In theory, content moderation is supposed to remove content that violates the site’s rules. But with hundreds of millions of users, it is not possible for staffers or algorithms to catch everything that might warrant removal in a timely manner (or necessarily at all), and without blocking users cannot control being subjected to content that is unwanted but technically not in violation.
Another benefit of blocking is it’s a clear signal to let someone know their behaviour has crossed a line.
When we talk to people about why they don’t use X, harassment/trolls are one of the biggest reasons. Making the tools we have less effective is not a good direction IMO.
— X News Daily (@xDaily) August 18, 2023
I don’t want to live in yours. I don’t think I should have to see death threats, rape threats, name calling, incessant lies etc… in my timeline and my readers shouldn’t be forced to read through them and idiotic porn-bots. Helps keep the discussions honest and productive.
— Chris Loesch 𝕏 (@ChrisLoesch) August 18, 2023
Muting doesn’t stop people from commenting so others on your thread can see it. I don’t want pornographers spamming my comments, for example, even if I cant see them. https://t.co/LJzfmLI3UB
— Matt Walsh (@MattWalshBlog) August 18, 2023
As you can remember by reading my timeline , my psycho stalker created more than 70 accts to stalk me , @ScotsFyre and @PolitiBunny . Blocking doesn’t work because they will find a way. My pinned tweet is where I added
Every acct she created . They can still say what they want…— Diane B (@dmb1031) August 18, 2023
I have 1700 followers and I’ve blocked over a hundred crypto scam bots.
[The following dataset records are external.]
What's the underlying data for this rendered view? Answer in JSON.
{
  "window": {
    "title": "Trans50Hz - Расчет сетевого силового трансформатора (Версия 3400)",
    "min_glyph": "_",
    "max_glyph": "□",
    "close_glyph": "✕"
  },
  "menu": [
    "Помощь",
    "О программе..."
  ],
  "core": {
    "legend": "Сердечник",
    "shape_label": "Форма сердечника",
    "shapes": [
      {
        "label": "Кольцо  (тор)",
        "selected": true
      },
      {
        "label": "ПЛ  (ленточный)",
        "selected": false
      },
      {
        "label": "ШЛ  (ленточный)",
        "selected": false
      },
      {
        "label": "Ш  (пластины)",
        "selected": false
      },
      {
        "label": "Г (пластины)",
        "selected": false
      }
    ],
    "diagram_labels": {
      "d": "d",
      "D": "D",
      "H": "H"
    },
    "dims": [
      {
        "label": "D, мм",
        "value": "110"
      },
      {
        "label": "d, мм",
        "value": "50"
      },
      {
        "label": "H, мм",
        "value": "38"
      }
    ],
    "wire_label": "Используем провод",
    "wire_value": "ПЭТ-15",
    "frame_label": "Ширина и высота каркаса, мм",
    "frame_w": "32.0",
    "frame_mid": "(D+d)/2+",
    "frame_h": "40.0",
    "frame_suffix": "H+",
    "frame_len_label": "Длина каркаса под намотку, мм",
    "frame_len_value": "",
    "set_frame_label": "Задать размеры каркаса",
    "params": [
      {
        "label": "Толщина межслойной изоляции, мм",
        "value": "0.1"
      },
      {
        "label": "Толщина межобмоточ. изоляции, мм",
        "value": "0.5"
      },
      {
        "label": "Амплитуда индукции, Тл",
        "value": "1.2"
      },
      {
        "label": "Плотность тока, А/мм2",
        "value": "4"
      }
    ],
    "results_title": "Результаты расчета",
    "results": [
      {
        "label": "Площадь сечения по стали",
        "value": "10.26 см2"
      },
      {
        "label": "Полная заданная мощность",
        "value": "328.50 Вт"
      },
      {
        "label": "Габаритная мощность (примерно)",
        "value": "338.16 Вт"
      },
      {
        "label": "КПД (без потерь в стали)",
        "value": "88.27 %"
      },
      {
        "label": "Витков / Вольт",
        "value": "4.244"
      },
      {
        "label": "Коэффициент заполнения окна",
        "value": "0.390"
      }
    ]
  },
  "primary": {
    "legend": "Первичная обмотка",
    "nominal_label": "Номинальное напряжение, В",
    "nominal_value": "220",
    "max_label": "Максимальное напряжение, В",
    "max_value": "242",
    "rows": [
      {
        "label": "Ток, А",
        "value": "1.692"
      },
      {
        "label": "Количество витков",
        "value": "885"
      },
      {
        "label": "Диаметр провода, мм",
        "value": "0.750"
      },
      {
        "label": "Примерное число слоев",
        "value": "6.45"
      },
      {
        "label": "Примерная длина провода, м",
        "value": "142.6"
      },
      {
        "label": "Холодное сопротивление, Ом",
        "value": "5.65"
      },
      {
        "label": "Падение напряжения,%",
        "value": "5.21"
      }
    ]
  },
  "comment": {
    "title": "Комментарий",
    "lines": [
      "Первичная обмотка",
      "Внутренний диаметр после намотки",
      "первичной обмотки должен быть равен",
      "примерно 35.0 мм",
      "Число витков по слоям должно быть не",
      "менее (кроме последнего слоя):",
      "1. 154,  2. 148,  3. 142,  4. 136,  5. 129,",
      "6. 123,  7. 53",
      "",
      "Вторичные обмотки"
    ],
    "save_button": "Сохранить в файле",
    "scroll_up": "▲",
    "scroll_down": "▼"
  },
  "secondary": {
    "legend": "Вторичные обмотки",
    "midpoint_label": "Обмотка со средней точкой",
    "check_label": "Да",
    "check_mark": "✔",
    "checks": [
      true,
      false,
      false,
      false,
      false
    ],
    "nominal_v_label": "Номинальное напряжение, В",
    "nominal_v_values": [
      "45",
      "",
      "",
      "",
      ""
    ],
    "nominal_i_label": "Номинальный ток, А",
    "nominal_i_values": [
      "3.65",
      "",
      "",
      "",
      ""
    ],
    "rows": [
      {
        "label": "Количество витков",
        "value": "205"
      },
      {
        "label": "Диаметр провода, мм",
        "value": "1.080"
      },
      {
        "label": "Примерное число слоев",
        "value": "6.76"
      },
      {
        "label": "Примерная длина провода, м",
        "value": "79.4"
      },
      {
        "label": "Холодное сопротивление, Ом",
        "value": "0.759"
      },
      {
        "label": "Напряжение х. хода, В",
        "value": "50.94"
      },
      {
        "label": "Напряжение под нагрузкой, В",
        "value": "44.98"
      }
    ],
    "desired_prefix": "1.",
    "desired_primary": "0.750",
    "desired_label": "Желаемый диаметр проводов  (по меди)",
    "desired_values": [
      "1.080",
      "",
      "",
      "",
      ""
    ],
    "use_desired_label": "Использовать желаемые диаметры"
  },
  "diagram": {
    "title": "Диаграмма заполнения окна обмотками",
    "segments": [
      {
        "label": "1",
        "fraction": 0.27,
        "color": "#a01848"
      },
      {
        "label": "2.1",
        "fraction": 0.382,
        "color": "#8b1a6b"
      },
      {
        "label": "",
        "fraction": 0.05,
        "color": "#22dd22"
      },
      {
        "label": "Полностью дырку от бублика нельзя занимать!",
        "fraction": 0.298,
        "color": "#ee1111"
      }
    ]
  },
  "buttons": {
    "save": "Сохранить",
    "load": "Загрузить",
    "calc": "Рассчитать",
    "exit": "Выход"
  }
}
I can’t imagine how bad larger accounts are- much less the super big 1Mil+ accounts are.
— Jesse James (@skydiveicarus) August 18, 2023
Don’t agree it’s good for creators, many would just end up turning off replies completely and treating this site like an RSS feed, I know I would
— Me, Safety Guru?? 😬 (Plan C) (@MINT_Crypto) August 18, 2023
Well, they kinda know which tweets are ads, so it seems it would be easier to just not allow blocks on ads. They have other ways of dealing with that.
— Jonathan Schafer (@jschaf01) August 18, 2023
Musk purchased Twitter in October 2022 and set to work making it more open and politically neutral. To that end, he has instituted a number of reforms to the platform and other actions that have overjoyed conservatives, such as replacing fact-checkers with a far more accurate, user-driven Community Notes feature, releasing troves of information about the previous management’s censorship activities, reversing the old Twitter’s classification of “deadnaming” as bannable “hate speech,” and reinstating numerous high-profile accounts banned by the old regime.
However, there have also been some setbacks and causes for concern as to how thoroughly the platform will change, such as Musk hiring former World Economic Forum executive chair Linda Yaccarino to take over day-to-day business operations as CEO and giving lip service to the notion that “outrageous” content should be subject to reduced “freedom of reach.”